Einer wie Laschet? Einer wie Scholz? Einer wie Spahn, eine wie Karrenbauer, Einer wie … ach was weiß ich wie die alle heißen, Nee ich weigere mich zwischen Pest und Cholera zu wählen, das sogenannte kleinere Übel. Das wäre dann tatsächlich die junge Frau Baerbock, Aber die müsste koalieren und würde dann nicht nur von ihrer eigenen Partei über den Tisch gezogen werden sondern auch den Koalitionsparteien.

 Und wer immer noch glaubt, das wer nicht wählt, die rechten wählt, dem ist sowieso nicht mehr zu helfen.

 Ich verstehe mich als Demokrat. Als Anarchist. Wählen darf ich Technokraten. Demokraten sind in diesem Land zumindest suspekt. Wenn sie nicht gar als Terroristen gelten. Warum also sollte ich wählen gehen? Welcher Mensch wählt unter seinen Henkern den mit der buntesten Maske?

 Und, wer wählen geht, akzeptiert was gewählt wird, auch wenn es ihm nicht passt.

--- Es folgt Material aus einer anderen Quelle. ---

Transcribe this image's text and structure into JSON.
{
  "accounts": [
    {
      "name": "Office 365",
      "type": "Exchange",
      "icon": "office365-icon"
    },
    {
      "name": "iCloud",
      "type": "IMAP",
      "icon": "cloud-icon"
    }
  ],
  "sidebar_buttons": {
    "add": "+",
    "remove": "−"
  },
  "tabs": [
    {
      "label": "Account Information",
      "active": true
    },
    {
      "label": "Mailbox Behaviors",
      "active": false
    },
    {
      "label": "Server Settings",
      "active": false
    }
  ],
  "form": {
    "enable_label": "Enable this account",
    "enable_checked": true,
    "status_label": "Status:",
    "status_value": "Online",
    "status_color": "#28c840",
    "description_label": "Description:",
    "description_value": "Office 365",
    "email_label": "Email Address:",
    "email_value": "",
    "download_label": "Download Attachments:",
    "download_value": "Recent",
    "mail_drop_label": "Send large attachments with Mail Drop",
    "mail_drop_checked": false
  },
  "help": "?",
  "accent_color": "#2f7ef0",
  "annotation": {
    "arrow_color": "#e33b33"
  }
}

Ich kann nicht wählen gehen und das vor meinem Gewissen verantworten. Ich verstehe auch die nicht die meinen das zu können. Jedenfalls haben diese kein Recht sich hinterher zu beschweren. Denn sie haben ja ihre Stimme gegeben für das was ihnen nun geschieht. Sie die gewählt haben stimmen zu, dem Abbau der Menschenrechte, Den Verstößen gegen das Grundgesetz. Dem Verfall sozialer Strukturen der Ausbeutung der Menschen, dem Überwachungsstaat, dem Polizeistaat.

 Das alles verantwortet wer wählt. Macht mich also nicht an wenn ich meinem Gewissen folge und es ablehne zwischen Cholera und Pest zu wählen.